Encontrar mecanismos para motivar os funcionários tem se mostrado um dos maiores desafios para as empresas brasileiras. Num país que viveu décadas sob um regime comunista, a meritocracia não surte muito efeito. Os russos, em geral, se motivam mais para evitar uma penalidade do que pela chance de ganhar um bônus. Para seguir a cultura local, Sadia e Metalfrio adaptaram a política que conduzem em suas matrizes e estipularam não apenas um bônus para bons resultados como também um desconto na remuneração caso as metas não se cumpram. “Chamo de modelo Dostoiévski, à base de crime e castigo”, diz Eduardo Nogueira, diretor da Metalfrio na Rússia, que possui 200 funcionários em sua unidade em Kaliningrado. Nogueira também teve de se adaptar à maneira como se comunica com os subordinados. “Para ser levado a sério, o chefe tem de bancar o general de vez em quando”, diz ele, um dos poucos executivos brasileiros capazes de se comunicar em russo com seus subordinados. “Tive de aprender o idioma porque os executivos daqui não falavam uma única palavra em inglês”, afirma.
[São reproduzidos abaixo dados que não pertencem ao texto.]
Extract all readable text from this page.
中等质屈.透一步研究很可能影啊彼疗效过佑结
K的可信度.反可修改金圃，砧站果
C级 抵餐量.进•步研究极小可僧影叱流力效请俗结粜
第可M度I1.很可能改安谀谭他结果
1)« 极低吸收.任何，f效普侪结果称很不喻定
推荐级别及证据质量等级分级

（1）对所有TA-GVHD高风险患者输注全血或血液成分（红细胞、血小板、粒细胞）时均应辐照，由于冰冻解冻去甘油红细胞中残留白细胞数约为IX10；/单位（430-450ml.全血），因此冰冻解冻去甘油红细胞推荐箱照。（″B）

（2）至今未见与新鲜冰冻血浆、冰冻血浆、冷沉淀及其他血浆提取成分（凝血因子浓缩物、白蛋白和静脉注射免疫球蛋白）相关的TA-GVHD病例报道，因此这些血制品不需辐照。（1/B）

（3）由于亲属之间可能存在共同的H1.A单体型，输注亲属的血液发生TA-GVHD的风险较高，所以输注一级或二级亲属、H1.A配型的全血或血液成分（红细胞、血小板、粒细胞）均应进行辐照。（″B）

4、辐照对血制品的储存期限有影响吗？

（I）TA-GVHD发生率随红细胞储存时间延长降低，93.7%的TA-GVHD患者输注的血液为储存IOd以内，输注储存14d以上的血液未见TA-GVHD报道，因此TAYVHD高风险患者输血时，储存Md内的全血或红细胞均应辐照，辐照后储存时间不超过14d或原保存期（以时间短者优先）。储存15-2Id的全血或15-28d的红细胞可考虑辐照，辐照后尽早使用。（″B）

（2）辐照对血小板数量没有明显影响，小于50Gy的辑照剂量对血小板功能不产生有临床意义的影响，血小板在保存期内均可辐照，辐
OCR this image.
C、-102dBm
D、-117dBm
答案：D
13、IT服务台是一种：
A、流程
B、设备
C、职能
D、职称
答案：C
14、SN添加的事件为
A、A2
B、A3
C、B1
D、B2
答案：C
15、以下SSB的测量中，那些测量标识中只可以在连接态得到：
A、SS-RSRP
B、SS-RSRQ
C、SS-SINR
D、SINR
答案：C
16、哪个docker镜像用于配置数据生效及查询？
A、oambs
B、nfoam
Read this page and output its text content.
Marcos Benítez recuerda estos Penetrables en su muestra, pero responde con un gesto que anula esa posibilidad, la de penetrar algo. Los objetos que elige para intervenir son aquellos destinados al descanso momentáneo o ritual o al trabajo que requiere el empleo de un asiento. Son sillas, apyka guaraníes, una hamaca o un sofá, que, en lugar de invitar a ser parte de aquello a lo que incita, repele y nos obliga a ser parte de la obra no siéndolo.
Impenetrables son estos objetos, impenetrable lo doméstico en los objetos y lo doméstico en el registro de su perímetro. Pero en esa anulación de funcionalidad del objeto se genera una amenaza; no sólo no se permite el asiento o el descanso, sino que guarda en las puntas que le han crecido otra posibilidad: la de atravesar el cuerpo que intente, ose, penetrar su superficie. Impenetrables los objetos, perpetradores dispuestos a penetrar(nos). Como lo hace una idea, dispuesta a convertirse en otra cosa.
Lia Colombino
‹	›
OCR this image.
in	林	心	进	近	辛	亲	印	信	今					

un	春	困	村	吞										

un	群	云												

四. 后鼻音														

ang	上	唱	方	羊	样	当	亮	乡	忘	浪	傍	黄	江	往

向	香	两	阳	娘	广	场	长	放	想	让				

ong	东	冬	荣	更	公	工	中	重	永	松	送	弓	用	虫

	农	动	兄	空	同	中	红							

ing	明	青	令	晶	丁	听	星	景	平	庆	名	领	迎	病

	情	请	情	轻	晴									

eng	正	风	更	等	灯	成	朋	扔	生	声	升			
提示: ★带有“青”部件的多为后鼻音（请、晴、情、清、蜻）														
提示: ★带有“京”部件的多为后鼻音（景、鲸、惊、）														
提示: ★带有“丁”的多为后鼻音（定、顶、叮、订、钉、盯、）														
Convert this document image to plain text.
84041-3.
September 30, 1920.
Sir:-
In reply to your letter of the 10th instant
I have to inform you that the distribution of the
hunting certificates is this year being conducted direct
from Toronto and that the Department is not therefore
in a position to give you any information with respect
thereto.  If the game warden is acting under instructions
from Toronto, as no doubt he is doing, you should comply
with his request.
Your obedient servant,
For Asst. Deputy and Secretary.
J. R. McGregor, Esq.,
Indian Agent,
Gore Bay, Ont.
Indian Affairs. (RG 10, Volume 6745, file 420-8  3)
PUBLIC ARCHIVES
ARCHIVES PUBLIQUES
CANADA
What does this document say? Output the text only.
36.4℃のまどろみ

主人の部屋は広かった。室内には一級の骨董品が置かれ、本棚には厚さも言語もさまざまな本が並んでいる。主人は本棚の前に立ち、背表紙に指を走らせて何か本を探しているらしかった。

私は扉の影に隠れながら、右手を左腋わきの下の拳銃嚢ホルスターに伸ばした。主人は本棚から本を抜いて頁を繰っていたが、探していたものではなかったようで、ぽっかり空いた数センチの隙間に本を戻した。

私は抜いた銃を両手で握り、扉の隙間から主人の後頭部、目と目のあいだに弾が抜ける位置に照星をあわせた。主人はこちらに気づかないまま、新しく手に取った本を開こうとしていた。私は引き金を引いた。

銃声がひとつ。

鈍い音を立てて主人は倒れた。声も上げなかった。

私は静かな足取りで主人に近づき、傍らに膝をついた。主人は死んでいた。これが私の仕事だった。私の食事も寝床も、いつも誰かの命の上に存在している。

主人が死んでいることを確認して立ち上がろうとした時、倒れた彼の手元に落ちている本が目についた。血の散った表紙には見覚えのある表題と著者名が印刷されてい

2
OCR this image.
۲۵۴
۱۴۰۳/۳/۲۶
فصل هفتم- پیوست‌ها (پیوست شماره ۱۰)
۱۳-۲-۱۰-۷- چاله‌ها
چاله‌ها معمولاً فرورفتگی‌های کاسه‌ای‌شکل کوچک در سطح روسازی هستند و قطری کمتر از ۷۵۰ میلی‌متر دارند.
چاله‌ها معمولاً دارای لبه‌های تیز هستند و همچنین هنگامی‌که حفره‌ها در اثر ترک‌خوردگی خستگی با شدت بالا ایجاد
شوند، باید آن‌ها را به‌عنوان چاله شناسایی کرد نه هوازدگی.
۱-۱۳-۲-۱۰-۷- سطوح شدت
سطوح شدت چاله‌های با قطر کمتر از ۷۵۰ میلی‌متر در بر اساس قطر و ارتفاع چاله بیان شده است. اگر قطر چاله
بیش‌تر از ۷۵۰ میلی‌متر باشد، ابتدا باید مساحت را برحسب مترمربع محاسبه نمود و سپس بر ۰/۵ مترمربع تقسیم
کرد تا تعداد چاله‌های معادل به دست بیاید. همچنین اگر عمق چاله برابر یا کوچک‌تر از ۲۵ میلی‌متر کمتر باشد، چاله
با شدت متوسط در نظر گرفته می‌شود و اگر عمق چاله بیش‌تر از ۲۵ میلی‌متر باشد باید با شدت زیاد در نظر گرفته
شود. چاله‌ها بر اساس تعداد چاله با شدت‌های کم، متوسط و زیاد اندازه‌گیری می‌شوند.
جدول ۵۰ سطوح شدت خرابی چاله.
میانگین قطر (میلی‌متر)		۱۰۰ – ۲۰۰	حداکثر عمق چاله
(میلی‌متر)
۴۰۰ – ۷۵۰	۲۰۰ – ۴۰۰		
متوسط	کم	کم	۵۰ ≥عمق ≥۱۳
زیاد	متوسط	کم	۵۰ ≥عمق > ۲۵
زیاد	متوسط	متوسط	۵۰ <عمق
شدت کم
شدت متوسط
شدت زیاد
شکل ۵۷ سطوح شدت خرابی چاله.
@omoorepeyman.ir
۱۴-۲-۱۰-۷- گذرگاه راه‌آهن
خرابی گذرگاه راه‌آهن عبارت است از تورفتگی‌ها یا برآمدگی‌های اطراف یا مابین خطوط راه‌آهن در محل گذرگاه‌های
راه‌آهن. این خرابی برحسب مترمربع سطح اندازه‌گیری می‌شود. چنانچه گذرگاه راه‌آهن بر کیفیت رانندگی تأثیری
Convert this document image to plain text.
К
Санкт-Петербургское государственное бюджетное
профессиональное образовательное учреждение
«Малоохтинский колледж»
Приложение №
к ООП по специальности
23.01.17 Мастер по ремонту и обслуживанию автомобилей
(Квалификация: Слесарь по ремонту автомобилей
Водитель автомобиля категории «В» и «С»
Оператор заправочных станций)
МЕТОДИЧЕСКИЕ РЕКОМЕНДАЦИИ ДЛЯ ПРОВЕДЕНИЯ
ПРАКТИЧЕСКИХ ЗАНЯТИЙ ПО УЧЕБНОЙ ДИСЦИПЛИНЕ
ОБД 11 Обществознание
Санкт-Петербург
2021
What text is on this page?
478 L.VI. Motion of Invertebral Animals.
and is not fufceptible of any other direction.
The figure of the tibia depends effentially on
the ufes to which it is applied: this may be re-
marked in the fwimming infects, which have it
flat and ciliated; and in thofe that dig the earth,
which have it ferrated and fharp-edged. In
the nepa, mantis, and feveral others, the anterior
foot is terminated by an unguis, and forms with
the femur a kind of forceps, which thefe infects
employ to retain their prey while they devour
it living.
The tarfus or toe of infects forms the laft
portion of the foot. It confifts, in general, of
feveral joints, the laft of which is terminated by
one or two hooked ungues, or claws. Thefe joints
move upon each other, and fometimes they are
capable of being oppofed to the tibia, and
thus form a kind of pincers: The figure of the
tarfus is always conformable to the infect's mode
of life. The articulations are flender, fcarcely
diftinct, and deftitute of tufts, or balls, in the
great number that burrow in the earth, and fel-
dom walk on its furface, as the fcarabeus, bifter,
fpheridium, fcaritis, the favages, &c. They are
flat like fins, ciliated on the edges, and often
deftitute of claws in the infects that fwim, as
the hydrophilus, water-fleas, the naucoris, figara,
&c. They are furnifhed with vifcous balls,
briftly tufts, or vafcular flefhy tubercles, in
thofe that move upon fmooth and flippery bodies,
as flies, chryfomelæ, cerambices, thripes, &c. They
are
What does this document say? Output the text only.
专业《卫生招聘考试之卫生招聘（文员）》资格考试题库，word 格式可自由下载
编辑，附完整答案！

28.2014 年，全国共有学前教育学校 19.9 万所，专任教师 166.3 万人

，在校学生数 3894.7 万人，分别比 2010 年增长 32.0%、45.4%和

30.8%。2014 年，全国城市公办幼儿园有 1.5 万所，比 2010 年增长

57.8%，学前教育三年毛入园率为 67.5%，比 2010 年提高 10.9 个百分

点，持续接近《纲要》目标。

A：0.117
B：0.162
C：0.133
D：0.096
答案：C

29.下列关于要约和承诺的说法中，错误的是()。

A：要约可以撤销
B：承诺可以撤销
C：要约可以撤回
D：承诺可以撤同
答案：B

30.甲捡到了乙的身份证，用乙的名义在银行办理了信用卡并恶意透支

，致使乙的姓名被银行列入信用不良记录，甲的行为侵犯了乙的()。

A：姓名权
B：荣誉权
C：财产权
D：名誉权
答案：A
A comunicação é uma das dificuldades mais prosaicas — e ao mesmo tempo mais constantes — das empresas instaladas no país. O idioma, que usa o alfabeto cirílico, é uma barreira quase intransponível, diferentemente do que acontece em países europeus ou na América Latina. Na Sadia, as reuniões entre executivos russos e brasileiros são conduzidas em inglês e acompanhadas por um dos três intérpretes contratados pela empresa. Na Marcopolo, a saída foi mais radical. A empresa decidiu conduzir as reuniões com cada participante falando em seu idioma nativo e com tradução simultânea. Os brasileiros tiveram até aulas de russo, mas chegaram à conclusão de que seria mais produtivo seguir na língua-mãe. “É muito difícil. As aulas serviram mais para a gente conseguir dizer o básico”, diz Bisi, que estudou o idioma por dois meses consecutivos.
Transpor barreiras como a língua será essencial para que esse grupo de companhias brasileiras consiga atingir seus nada modestos objetivos. A Marcopolo hoje produz 500 ônibus na Rússia e espera chegar a 2 000 unidades por ano em, no máximo, cinco anos. A Metalfrio tem planos de transformar a operação em Kaliningrado, que hoje produz 375 freezers por dia, numa base de exportação para países vizinhos, como Lituânia e Cazaquistão, e outros países da Europa. Para a Sadia, a meta é construir uma operação do mesmo tamanho da brasileira em uma década — de seu faturamento total de 9,8 bilhões de reais no ano passado, quase metade vem do Brasil. Para quem achava a China complicada, a Rússia pode ser um desafio ainda maior.